The multiple layers of data protection regulation can potentially fragment and disrupt digital trade flows and pose a threat to regional solidarity. Therefore, the obvious value proposition of the AfCFTA DTP is adopting the principles of Ubuntu and fostering community values and solidarity to find common ground to develop adequate, coherent, and inclusive African data protection standards.
For example, African States could adopt “flexible harmonisation” in their data protection laws, converging on a GDPR-like adequacy/conditional mechanism, subject to agreed-upon safeguards and country-specific idiosyncrasies. Essentially, all AfCFTA State Parties would agree to grant each other adequacy and follow the same conditional flow/adequacy model when transferring African data to third-party countries so as not to erode the higher levels of protection agreed in the AfCFTA DTP. This model could be operationalised by ensuring that national, regional, and continental data protection agencies are capacitated, and an Africa-wide data protection agency could be established for further support, monitoring, and evaluation.

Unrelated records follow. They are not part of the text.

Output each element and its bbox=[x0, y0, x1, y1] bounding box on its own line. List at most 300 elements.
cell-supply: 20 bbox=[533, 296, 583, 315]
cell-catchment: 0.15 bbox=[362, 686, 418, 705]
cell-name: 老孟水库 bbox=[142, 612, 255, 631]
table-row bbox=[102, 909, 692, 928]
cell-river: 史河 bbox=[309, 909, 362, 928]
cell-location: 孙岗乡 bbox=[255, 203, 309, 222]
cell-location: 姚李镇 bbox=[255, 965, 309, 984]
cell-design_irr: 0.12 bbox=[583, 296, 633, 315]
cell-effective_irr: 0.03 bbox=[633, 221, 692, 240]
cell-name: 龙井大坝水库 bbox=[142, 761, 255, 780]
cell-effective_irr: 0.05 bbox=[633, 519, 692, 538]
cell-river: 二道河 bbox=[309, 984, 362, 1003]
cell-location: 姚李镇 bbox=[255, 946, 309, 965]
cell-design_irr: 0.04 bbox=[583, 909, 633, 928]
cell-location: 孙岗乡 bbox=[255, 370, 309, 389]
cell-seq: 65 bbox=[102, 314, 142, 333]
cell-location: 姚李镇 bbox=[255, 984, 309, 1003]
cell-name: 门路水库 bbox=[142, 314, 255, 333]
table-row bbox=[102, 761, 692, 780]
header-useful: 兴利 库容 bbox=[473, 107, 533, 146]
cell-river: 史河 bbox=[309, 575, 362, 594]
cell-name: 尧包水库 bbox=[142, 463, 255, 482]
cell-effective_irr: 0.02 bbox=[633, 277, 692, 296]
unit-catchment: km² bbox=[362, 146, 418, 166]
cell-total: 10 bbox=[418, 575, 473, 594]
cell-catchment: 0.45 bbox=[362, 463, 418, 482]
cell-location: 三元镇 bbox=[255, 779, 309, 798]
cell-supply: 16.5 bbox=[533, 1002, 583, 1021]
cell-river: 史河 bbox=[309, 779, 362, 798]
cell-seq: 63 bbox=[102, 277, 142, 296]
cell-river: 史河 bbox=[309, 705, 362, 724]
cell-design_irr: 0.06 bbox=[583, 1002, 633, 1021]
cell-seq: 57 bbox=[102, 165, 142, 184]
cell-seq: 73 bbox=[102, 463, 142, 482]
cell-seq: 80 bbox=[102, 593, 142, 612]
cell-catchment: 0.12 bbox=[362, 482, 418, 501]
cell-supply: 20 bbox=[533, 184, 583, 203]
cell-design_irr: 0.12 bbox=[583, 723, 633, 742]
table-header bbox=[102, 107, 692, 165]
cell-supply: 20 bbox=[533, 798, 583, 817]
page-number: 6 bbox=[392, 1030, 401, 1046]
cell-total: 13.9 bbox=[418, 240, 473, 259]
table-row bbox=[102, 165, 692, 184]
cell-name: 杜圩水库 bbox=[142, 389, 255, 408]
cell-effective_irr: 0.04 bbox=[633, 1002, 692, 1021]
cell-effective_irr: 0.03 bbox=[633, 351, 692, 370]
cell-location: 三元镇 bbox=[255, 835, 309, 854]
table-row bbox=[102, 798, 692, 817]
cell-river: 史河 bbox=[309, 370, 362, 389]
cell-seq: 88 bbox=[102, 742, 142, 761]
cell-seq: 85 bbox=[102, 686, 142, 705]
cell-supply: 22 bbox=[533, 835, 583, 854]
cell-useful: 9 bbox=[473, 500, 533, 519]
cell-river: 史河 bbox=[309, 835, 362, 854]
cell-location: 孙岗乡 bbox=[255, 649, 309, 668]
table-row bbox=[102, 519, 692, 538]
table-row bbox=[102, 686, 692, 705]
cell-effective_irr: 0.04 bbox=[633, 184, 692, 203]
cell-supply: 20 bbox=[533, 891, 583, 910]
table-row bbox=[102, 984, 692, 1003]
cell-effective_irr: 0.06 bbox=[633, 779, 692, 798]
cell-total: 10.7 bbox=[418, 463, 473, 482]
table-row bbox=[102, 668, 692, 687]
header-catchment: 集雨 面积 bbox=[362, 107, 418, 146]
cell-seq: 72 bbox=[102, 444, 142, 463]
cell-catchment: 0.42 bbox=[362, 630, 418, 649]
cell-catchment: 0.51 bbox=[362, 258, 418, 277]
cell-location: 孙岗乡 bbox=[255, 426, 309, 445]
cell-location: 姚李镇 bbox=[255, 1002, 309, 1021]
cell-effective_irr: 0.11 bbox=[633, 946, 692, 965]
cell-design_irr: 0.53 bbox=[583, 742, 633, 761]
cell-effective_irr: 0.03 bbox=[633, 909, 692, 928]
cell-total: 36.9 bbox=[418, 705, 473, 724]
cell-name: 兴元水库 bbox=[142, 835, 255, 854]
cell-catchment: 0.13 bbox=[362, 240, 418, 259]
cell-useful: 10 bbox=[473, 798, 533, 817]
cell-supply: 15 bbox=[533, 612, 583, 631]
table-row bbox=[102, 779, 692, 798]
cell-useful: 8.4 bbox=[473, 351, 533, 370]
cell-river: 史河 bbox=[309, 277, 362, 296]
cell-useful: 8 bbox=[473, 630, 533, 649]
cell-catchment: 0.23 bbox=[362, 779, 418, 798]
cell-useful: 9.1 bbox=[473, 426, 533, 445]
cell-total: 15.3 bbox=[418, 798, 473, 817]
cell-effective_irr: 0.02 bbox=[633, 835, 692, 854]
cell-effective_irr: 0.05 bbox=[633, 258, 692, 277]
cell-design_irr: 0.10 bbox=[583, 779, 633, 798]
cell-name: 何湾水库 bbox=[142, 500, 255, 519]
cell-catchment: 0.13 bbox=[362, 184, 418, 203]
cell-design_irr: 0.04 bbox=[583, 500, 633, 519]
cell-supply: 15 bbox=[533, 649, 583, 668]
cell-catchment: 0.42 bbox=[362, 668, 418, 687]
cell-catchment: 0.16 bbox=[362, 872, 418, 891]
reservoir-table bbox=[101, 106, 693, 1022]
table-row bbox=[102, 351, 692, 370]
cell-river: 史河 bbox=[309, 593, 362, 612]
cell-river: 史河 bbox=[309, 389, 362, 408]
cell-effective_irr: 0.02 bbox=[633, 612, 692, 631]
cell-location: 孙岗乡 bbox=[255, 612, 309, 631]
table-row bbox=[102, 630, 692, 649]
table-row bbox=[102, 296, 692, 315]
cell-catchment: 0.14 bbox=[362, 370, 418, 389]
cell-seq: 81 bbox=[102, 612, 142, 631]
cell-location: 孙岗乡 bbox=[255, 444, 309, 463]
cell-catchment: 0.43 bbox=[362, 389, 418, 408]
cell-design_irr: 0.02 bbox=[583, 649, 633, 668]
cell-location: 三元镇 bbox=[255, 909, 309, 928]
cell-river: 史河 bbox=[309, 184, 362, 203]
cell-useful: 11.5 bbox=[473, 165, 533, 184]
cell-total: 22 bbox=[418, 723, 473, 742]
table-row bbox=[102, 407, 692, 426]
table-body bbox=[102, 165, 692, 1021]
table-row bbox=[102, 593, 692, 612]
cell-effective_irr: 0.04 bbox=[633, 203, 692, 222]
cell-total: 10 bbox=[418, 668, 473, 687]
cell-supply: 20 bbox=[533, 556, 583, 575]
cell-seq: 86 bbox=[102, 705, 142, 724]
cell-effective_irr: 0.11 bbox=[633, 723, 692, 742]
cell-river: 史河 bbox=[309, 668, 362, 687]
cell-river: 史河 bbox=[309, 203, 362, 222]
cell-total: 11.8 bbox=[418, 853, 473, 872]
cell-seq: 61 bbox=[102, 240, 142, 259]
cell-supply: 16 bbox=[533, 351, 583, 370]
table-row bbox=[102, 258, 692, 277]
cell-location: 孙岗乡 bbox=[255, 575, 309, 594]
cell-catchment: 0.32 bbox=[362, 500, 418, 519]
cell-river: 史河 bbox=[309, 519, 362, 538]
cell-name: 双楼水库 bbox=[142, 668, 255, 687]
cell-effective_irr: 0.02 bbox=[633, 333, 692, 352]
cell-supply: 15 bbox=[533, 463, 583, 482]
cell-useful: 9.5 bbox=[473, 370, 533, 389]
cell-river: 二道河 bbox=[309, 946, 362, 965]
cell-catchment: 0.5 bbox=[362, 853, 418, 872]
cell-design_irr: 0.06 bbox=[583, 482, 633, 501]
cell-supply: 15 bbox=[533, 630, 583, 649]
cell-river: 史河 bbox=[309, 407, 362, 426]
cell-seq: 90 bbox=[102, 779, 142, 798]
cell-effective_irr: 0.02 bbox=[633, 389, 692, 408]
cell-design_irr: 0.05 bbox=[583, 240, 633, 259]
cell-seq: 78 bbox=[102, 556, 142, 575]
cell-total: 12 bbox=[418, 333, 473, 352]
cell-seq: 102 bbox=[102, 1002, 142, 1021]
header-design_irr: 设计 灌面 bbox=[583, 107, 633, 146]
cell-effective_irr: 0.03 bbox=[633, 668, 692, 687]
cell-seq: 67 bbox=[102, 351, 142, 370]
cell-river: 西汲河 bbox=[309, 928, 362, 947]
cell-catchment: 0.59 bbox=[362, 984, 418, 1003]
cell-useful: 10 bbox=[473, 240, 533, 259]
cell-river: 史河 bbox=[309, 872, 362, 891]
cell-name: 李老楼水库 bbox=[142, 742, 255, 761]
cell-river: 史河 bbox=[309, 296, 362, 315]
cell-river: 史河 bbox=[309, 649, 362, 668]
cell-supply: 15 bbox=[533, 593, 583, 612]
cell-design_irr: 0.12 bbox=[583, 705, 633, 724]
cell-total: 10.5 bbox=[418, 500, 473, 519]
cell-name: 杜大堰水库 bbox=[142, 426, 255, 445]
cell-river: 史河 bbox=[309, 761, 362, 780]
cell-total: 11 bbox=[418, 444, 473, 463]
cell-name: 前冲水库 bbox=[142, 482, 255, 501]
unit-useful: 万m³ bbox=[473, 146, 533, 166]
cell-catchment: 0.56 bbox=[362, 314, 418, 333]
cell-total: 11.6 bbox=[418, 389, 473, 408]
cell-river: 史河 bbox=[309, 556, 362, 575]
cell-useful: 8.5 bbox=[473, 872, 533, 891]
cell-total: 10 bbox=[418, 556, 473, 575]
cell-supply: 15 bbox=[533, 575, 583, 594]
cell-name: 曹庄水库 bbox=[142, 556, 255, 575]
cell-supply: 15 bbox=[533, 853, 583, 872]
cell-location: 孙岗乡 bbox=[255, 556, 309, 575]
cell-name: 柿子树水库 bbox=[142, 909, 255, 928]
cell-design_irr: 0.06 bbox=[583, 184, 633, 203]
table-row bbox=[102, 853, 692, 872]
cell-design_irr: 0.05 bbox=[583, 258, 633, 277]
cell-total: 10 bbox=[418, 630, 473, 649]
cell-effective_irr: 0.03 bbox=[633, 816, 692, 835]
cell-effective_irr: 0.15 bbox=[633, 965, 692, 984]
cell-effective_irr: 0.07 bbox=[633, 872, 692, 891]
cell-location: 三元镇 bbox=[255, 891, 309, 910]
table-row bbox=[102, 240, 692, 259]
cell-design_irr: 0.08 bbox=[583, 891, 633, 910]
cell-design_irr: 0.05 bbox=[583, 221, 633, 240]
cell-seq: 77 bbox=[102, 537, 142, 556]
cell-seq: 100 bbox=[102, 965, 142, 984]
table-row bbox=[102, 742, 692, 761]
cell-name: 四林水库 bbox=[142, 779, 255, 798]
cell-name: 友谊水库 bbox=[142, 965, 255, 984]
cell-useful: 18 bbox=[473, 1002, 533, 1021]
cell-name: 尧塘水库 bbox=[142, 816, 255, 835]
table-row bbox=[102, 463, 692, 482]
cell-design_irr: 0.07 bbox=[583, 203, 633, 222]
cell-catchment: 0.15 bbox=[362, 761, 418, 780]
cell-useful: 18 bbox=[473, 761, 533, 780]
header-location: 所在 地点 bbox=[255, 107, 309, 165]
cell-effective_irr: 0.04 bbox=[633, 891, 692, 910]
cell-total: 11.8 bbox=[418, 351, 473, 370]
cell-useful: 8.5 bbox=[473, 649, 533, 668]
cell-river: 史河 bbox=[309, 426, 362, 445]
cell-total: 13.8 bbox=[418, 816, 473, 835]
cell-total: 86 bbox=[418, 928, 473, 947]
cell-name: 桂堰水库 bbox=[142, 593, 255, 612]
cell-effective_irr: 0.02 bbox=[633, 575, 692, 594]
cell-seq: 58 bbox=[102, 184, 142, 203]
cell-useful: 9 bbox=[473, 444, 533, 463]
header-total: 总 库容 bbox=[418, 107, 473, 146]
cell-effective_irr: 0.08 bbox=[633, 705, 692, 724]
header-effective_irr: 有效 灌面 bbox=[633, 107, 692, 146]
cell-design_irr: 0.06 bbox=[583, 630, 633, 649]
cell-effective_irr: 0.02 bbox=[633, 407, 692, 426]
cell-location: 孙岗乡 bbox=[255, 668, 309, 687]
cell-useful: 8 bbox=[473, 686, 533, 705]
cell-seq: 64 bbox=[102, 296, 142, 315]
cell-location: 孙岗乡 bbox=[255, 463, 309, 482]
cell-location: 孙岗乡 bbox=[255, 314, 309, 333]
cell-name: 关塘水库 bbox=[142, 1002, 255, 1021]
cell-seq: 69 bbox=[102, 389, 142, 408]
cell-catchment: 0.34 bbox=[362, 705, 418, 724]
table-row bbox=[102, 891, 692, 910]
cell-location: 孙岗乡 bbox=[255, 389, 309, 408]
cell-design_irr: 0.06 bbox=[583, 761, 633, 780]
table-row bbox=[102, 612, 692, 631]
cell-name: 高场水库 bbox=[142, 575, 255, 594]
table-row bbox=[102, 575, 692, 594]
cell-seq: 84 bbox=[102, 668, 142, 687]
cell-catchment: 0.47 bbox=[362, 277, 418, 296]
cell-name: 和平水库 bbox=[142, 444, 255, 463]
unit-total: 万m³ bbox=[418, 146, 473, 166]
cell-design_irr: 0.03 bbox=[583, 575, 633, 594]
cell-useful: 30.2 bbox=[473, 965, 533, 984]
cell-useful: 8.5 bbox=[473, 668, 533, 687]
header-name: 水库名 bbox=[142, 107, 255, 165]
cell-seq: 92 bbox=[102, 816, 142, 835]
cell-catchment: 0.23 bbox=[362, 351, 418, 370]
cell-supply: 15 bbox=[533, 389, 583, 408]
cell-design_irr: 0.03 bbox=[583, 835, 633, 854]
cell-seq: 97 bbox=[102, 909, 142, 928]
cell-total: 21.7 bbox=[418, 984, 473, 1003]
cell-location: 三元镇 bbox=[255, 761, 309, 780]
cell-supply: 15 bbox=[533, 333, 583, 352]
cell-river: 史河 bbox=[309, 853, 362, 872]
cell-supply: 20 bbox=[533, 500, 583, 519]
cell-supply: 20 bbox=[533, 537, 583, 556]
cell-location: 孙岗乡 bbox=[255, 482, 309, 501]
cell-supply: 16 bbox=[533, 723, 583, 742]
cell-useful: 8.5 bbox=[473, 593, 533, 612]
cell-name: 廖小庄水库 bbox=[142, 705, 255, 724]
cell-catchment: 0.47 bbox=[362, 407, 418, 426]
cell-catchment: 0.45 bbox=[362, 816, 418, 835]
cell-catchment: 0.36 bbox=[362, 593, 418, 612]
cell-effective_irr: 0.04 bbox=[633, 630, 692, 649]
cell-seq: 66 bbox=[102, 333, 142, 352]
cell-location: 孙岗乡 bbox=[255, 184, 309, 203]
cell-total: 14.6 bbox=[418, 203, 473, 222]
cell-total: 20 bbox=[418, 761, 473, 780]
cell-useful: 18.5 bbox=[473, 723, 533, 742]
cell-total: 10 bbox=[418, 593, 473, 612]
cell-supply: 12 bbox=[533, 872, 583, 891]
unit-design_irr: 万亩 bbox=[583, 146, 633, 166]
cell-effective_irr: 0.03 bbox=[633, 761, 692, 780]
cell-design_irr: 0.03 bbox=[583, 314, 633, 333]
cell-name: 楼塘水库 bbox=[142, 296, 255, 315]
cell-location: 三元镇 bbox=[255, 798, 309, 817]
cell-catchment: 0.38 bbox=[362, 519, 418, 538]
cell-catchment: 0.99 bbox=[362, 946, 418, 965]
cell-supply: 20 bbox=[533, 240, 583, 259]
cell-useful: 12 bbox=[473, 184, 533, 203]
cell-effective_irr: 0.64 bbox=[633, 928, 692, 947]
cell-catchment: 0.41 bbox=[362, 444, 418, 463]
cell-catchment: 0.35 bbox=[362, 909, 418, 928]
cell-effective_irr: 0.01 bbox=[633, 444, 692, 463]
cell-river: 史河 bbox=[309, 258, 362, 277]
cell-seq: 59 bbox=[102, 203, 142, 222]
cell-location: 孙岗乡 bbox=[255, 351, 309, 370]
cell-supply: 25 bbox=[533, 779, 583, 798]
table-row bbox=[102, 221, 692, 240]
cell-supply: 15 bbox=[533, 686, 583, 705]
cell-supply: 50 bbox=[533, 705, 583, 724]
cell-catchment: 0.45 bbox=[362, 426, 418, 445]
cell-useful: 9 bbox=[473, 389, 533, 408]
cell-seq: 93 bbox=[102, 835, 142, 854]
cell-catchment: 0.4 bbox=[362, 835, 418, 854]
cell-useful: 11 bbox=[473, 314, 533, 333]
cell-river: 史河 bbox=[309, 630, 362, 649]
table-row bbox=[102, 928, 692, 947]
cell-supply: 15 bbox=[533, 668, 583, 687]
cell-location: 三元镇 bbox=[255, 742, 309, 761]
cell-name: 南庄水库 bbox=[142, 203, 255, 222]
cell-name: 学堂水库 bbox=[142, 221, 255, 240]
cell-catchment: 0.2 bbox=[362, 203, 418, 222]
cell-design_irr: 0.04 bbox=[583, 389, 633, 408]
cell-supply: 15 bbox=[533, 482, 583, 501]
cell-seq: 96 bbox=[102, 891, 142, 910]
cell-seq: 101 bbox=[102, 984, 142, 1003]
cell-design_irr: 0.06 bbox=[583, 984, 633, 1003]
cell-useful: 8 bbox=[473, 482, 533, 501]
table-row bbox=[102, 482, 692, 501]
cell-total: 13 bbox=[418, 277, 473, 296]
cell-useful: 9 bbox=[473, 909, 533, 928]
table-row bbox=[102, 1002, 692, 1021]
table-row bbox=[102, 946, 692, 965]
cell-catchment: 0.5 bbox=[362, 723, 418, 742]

A complementary and, arguably, more Africa-attuned model could recognise privacy as a community right, as proposed in the AU Data Policy Framework. It acknowledges that certain widely used models of data protection, like informed consent, are ill suited for Africa because of significant digital illiteracy. It proposes an alternative model of data stewardship, such as data trusts, wherein a fiduciary entity manages data on behalf of the community to protect their digital rights collectively. Further, giving credence to the importance of community and collective rights in Africa (as opposed to only individual privacy), this framework proposes framing data protection as a ‘data justice’ issue (along with, inter alia, cybersecurity, the rule of law, and institutional accountability). New Zealand has taken a similar approach by recognising the collective rights of the Maōri peoples in its PTAs. Ultimately, identifying and building upon common values/interests in Africa is key to building a regional framework on data protection.
Conclusion
We have emphasised the importance of community values and the parallel philosophy of Ubuntu in setting a framework for digital trade regulation. While these concepts seem vague at first sight, their malleability provides a useful framing device and anchor for countries seeking to develop an inclusive and holistic model of digital trade integration. A cohesive digital trade community can help accommodate diverse interests and facilitate the development of digital trade norms.
We already see glimpses of digital solidarity in several African initiatives on digital integration. Under the umbrella of the AFCFTA DTP, African countries can continue to bolster their shared values and interests to create a robust, relevant and tailor-made regulatory framework for digital integration.